Infatti, su una stessa merce o titolo finanziario sono possibili più coperture. Ad esempio, se un’impresa indebitata a tasso variabile per l’acquisto di un macchinario si assicura stipulando con una banca un IRS, abbiamo già il primo contratto derivato in forma di swap. Ma a sua volta la banca potrebbe tutelarsi con una terza parte, stipulando un altro contratto IRS. E questa terza parte potrebbe trovare sul mercato una quarta per tutelarsi con un ulteriore IRS.

Alla fine, sulla stessa attività (il mutuo per l’acquisto di un macchinario), abbiamo costruito tre contratti derivati. Questo spiega perché l’ammontare dei valori delle attività garantite dai derivati sia sempre così alto. In realtà, più contratti gravano sulla stessa merce o attività finanziaria.

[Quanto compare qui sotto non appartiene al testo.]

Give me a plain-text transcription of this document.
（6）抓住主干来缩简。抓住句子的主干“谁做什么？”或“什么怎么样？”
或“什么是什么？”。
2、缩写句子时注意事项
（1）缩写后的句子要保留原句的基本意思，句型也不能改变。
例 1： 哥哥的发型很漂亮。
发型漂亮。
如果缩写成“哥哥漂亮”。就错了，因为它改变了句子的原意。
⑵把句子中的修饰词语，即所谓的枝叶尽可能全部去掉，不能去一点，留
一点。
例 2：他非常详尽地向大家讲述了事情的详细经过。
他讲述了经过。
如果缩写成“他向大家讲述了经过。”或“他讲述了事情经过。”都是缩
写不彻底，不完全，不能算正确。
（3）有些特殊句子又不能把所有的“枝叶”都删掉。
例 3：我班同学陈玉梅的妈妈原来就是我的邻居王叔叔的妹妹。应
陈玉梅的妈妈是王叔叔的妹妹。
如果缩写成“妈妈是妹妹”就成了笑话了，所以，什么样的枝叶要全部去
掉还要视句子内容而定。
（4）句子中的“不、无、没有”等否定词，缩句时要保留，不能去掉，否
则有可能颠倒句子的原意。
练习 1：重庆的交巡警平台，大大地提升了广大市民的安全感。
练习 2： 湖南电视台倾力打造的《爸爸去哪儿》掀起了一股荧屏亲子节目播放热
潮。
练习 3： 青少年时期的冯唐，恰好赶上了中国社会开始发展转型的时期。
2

Mediamente, all’estero il rapporto è di 7 a 1, nel senso che il valore dei derivati è superiore a sette volte quello delle attività garantite o su cui si scommette.

 

Derivati Comune di Milano: una sentenza storica

C’è, però, un caso in cui effettivamente questi strumenti non andrebbero affatto utilizzati, ossia negli enti pubblici. E’ di poche settimane fa la storica sentenza del Tribunale di Milano, che ha condannato diverse banche italiane e straniere a risarcire Palazzo Marino per alcuni contratti derivati stipulati nel 2005. Si legge nella sentenza che i contratti non sarebbero stati chiari, mentre si rileva da più parti come questi strumenti così complessi siano più pane per i denti di gente esperta di finanza, che difficilmente può trovarsi a capo di qualche ufficio pubblico, specie se di enti locali. Anche perché vale la pena ribadire che i derivati sono sempre una scommessa, anche nel caso di pura assicurazione da un rischio. Ma con i soldi dei contribuenti è davvero poco giustificabile un tale azzardo.

Diverso è stato il caso di MpS, travolta negli ultimi giorni dagli scandali “Santorini” e “Alexandria”, ossia da operazioni “strutturate” su titoli di stato e altro. Anche in questo caso, il male non è stato l’avere contratto strumenti derivati, quanto non averne (come si evincerebbe dalle inchieste giudiziarie) registrato a bilancio le perdite.

Ricordiamo, infine, che dal prossimo 1 luglio, gli scambi di derivati in Italia saranno tassati con un’imposta fissa (“Tobin Tax”), variabile al crescere del valore sottostante dei contratti e al grado presunto di rischio (Tobin Tax, sale a 200 euro il limite sui prodotti derivati).